Я устраиваюсь под кустом, ломаю ветки, чтобы лечь на них. От папирос во рту горько и сухо.
Вилька подбрасывает мне веток, потом снимает гимнастерку, протягивает.
— Чего сало не брал?
— А ты?
— Ты можешь не каркать?
— Могу.
— Ну какая тут граница? Забрали бы нас уже давно. Лежи себе и помалкивай. И не ори на целый километр, говорю тебе еще раз.
— Не замерзну я и так.
— Бери, я тебе говорю. Схватишь воспаление легких, что мне с тобой делать?
— А если тут ходят с собакой?
— С крокодилом тут ходят. Географию учить надо было лучше. А спичек там еще много?
— Ты же сам хотел до Перемышля.
— Тихо, ведь сказал я тебе уже. Лежи тут как мертвый. Идет кто-то вроде...
Из оврага тянет сыростью. Внизу бежит ручей, коричневый и, наверное, ледяной. По другой стороне оврага прыгают вороны. Я натягиваю Вилькину гимнастерку. Настороженно посматриваю по сторонам. Кусты кажутся взъерошенными, не такими, как бывают на самом деле. И что-то шевелится в них.
— Деньги-то у тебя целы? Ты ведь и потерять можешь, тебе недолго.
Я протягиваю Вильке полу пиджака.
— Вот. Целы.
— Не трясись, — говорит Вилька. — Через три дня будем в Ленинграде. Ездить с тобой — одна каторга, скажу я тебе. И не щелкай портсигаром. Взял зачем-то у этого солдата портсигар. Вот привязался на мою голову. Зачем ты взял этот портсигар?

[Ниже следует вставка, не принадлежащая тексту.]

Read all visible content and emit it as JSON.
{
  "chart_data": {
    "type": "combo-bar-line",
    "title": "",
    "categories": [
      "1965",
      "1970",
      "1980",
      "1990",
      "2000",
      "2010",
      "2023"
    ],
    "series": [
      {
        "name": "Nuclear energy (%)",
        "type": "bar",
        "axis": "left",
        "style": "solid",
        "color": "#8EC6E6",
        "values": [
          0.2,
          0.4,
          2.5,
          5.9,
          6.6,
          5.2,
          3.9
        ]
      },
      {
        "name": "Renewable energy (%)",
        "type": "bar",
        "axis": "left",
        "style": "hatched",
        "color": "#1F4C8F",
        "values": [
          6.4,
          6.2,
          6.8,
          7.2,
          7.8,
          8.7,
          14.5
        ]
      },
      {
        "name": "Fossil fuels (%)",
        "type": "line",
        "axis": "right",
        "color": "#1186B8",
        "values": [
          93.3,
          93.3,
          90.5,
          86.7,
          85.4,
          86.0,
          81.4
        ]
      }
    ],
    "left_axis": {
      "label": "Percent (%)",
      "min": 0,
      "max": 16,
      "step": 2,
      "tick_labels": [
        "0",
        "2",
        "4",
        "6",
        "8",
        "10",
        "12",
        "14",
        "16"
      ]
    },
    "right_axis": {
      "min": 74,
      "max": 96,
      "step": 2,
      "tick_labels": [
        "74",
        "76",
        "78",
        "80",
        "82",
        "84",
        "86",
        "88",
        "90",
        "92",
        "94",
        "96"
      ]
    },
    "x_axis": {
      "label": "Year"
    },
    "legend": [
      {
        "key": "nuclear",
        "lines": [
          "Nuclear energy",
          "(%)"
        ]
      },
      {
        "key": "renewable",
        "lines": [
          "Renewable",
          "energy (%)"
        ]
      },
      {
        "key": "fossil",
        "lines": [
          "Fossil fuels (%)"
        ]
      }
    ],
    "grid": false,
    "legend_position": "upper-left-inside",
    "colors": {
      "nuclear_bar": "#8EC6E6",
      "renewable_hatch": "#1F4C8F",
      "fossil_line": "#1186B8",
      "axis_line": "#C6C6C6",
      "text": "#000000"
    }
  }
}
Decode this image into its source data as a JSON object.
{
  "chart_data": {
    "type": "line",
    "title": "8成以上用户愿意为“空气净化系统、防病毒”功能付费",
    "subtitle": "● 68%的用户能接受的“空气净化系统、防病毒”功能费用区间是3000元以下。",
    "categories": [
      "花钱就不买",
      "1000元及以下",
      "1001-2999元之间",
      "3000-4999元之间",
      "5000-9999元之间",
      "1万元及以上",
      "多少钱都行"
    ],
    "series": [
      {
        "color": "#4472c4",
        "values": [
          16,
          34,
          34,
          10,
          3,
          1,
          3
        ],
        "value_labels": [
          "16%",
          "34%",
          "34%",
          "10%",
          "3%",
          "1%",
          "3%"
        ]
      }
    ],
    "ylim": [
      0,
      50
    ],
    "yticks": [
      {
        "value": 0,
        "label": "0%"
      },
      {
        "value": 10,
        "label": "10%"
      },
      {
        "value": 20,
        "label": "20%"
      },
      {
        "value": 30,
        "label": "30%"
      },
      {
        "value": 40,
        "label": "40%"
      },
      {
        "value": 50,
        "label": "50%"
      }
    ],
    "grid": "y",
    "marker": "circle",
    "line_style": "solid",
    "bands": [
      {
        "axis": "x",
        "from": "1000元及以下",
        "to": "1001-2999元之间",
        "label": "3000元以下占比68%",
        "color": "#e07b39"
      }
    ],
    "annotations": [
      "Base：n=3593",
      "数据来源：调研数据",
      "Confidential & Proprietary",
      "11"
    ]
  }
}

— А я разве тебе не говорил, что нужно купить буханку хлеба?
— Кто говорил?
— Я.
— Вот и ешь теперь, если говорил.
В небо всегда приятно смотреть, потому что сразу же начинаешь мечтать и мысли приходят большие, светлые, по-настоящему человеческие. Но лучше всего смотреть на небо вечером, вот в такую как раз пору. Тогда оно разное. Заложив руки под голову, я смотрю на небо. Тот край, который прямо передо мной, розовый и белый, и чистота там такая, что хочется протянуть руку и прикоснуться к ней, то как будто небо какой-то другой планеты, где горы из отшлифованного гранита, дороги из белого камня, где деревья все до одного похожи на кипарисы, но только разных цветов — есть оранжевые, как апельсины, есть сиреневые, есть голубые, и вода в реках такая, как бывает тихим и пасмурным утром в море — прозрачная и зеленоватая. Если смотреть точно вверх, небо густо-синее, плотное и глубокое, и можно ясно представить, что там бездна, в которой плавают звезды, огромные и крохотные, там они перемешиваются, взрываются, разлетаются на куски и несутся дальше, становятся все меньше, подобно камню, летящему в глубину колодца, такого колодца, у которого нет дна, и если свесить голову, то уже не удержишься — полетишь вниз, заскользишь, унесешься. Остается еще часть свода. Я перевожу глаза и вижу: медленно расползаясь, теряя свою сочность, синева начинает сереть и оставшийся кусок неба как будто покрыт дымом, сделан из дыма, и скучен, и никому не нужен, — там уже ночь.